Chavous, who chairs the council's Education Committee, tried to meet with school board members yesterday to win their approval for a compromise on who should lead the panel. The school board voted 6 to 5 last week to remove Wilma Harvey (Ward 1) as president because of allegations that she had used staff improperly and other concerns. Harvey and her supporters say the ouster was illegal, and lawyers for the city say she may have been denied due process.

But the proposed reconciliation meeting was postponed until Wednesday night after Chavous received a biting memo from school board member Don Reeves (Ward 3) asking why Chavous had not polled board members to see if they were available to attend.

Reeves also blasted Chavous for not communicating with the school board through Dwight E. Singleton (Ward 4), who formerly served as vice president and is now considered president by Harvey's opponents on the board.

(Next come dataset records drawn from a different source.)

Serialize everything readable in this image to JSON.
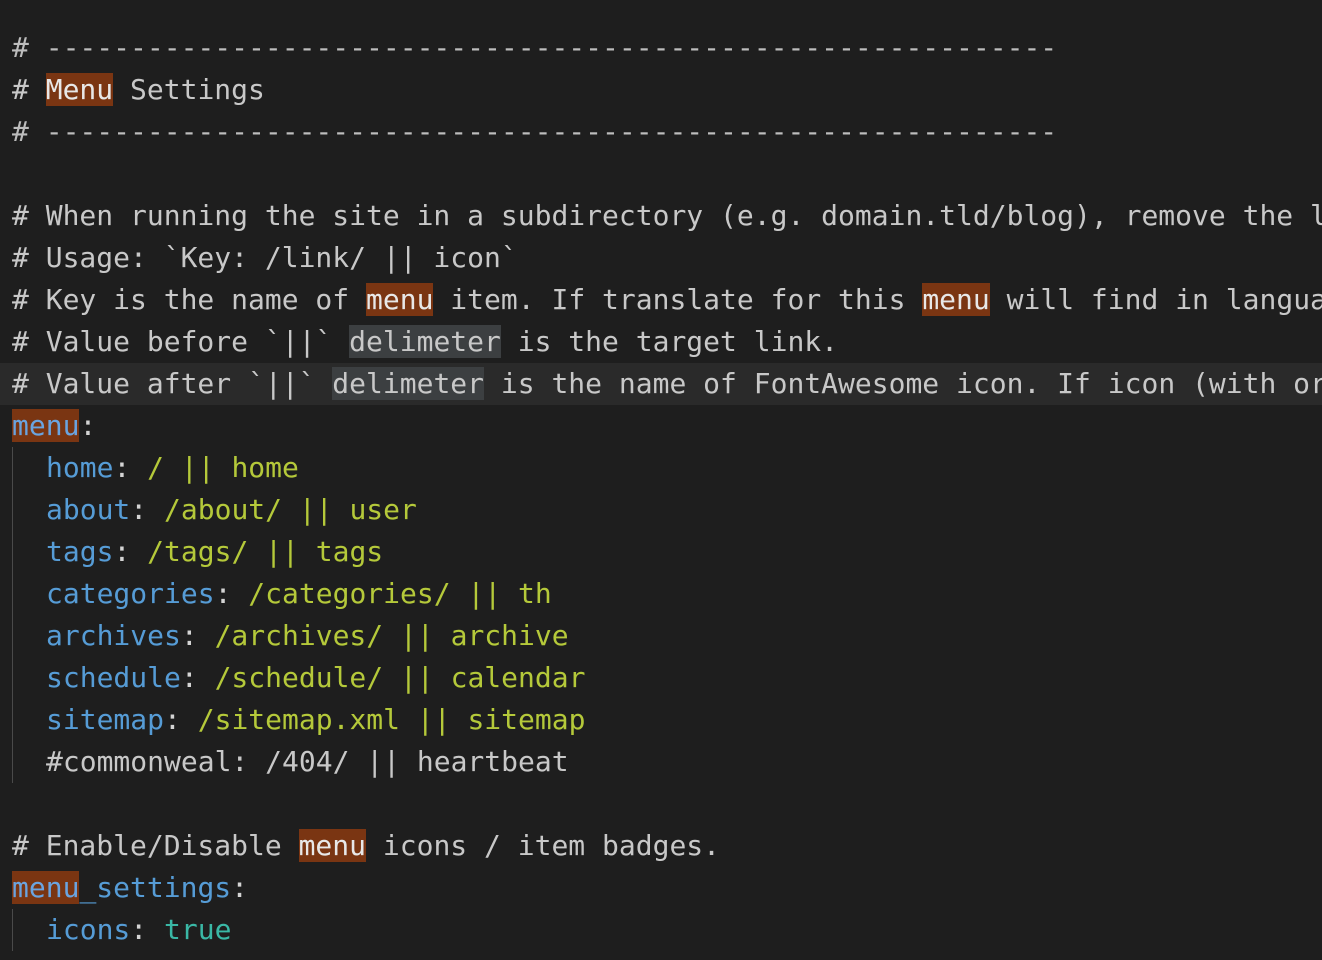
{
  "editor": {
    "banner": {
      "rule": "# ------------------------------------------------------------",
      "hash": "# ",
      "word": "Menu",
      "rest": " Settings"
    },
    "c1": "# When running the site in a subdirectory (e.g. domain.tld/blog), remove the l",
    "c2": "# Usage: `Key: /link/ || icon`",
    "c3": {
      "a": "# Key is the name of ",
      "w1": "menu",
      "b": " item. If translate for this ",
      "w2": "menu",
      "c": " will find in langua"
    },
    "c4": {
      "a": "# Value before `||` ",
      "sel": "delimeter",
      "b": " is the target link."
    },
    "c5": {
      "a": "# Value after `||` ",
      "sel": "delimeter",
      "b": " is the name of FontAwesome icon. If icon (with or"
    },
    "menu_key": "menu",
    "colon": ":",
    "items": [
      {
        "key": "home",
        "colon": ":",
        "value": " / || home"
      },
      {
        "key": "about",
        "colon": ":",
        "value": " /about/ || user"
      },
      {
        "key": "tags",
        "colon": ":",
        "value": " /tags/ || tags"
      },
      {
        "key": "categories",
        "colon": ":",
        "value": " /categories/ || th"
      },
      {
        "key": "archives",
        "colon": ":",
        "value": " /archives/ || archive"
      },
      {
        "key": "schedule",
        "colon": ":",
        "value": " /schedule/ || calendar"
      },
      {
        "key": "sitemap",
        "colon": ":",
        "value": " /sitemap.xml || sitemap"
      }
    ],
    "commented_item": "#commonweal: /404/ || heartbeat",
    "c6": {
      "a": "# Enable/Disable ",
      "w": "menu",
      "b": " icons / item badges."
    },
    "menu_settings": {
      "hl": "menu",
      "rest": "_settings"
    },
    "icons_key": "icons",
    "icons_value": "true"
  },
  "colors": {
    "background": "#1e1e1e",
    "comment": "#c8c8c8",
    "key": "#569cd6",
    "value": "#b5c93a",
    "boolean": "#3ab8a6",
    "search_highlight": "#7a3512",
    "caret": "#e08a2a"
  }
}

Chavous instead spoke with Tonya Vidal Kinlow (At Large), who is also part of the anti-Harvey faction. Kinlow notified her colleagues--including Reeves and Singleton--Thursday night about yesterday's proposed meeting.

"Whoever he's dealing with, other than the president of the board, is inappropriate," said Reeves, who questioned Chavous's motives for talking to Kinlow.

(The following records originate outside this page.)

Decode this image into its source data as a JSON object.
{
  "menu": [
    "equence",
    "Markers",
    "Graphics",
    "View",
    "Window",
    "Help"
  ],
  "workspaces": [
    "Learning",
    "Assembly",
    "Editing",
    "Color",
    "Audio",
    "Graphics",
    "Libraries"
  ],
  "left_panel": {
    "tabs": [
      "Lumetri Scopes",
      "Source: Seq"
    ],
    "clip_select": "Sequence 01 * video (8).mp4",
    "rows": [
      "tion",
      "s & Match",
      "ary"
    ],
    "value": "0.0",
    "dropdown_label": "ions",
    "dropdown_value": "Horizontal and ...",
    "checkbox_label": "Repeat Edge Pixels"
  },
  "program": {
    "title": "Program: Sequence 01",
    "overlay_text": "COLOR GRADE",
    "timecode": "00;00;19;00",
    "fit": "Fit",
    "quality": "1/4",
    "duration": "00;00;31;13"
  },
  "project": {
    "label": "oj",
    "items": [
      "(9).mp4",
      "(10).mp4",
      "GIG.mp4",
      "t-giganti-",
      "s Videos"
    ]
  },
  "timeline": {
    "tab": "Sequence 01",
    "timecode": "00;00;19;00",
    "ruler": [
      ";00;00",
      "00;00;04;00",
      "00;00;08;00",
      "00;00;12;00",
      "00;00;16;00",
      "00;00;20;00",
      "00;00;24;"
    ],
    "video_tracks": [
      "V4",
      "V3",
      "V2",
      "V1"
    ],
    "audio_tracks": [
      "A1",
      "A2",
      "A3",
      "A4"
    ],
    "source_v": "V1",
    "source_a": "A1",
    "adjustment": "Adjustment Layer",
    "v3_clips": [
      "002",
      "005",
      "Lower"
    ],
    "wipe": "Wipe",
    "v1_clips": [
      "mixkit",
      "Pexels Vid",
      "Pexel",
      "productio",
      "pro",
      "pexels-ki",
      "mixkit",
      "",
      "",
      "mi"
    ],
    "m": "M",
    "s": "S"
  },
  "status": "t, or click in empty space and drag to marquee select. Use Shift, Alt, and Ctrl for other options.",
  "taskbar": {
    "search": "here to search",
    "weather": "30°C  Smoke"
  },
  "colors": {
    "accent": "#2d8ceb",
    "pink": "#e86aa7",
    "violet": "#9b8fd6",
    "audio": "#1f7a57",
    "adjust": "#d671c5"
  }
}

Chavous, who declined to provide details of his proposed compromise, said Kinlow had been in communication with him since a preliminary meeting with board members Tuesday.

"That's how we got in this mess--being stuck on ceremony, which means nothing," he said. "Sometimes it's hard for people to think outside of themselves and their own interests, but that is what is needed if this board is to survive."

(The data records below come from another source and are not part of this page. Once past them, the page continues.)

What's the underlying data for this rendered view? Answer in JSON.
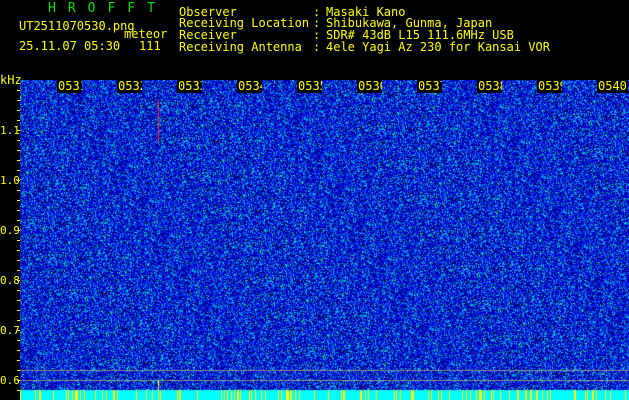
{
  "header": {
    "app_title": "HROFFT",
    "file_name": "UT2511070530.png",
    "mode": "meteor",
    "datetime": "25.11.07 05:30",
    "count": "111",
    "info": [
      {
        "label": "Observer",
        "value": "Masaki Kano"
      },
      {
        "label": "Receiving Location",
        "value": "Shibukawa, Gunma, Japan"
      },
      {
        "label": "Receiver",
        "value": "SDR# 43dB L15 111.6MHz USB"
      },
      {
        "label": "Receiving Antenna",
        "value": "4ele Yagi Az 230 for Kansai VOR"
      }
    ]
  },
  "axis": {
    "unit": "kHz",
    "y_ticks": [
      "1.1",
      "1.0",
      "0.9",
      "0.8",
      "0.7",
      "0.6"
    ],
    "x_ticks": [
      "0531",
      "0532",
      "0533",
      "0534",
      "0535",
      "0536",
      "0537",
      "0538",
      "0539",
      "0540"
    ]
  },
  "colors": {
    "background": "#000000",
    "text": "#ffff00",
    "title": "#00e000",
    "noise_low": "#0000a0",
    "noise_high": "#00ffff",
    "meteor": "#ff3030",
    "baseline": "#00ffff"
  }
}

Singleton said he did not mind Chavous's communicating through Kinlow and promised a "team approach" from his six-member majority. He said he was not sure what Chavous is proposing, however, or whether the board needs his help.

"He might not necessarily need to mediate," said Singleton, who has invited board members to meet today to discuss their differences. "The board might very well be able to resolve its own problems."

But the board's already tarnished reputation--its authority over the school system was seized by the D.C. financial control board 2 1/2 years ago--has suffered greatly in recent weeks as the feuding with Harvey became public.

One former control board member has urged that the elected board be abolished in favor of an appointed panel. Chavous said elected officials are privately questioning whether the board should regain its powers as scheduled June 30.

"I have always been committed to an elected board but . . . we also have to look at what's best for our children," said Chavous. "I would like to see us have a democratically elected board, but I am open."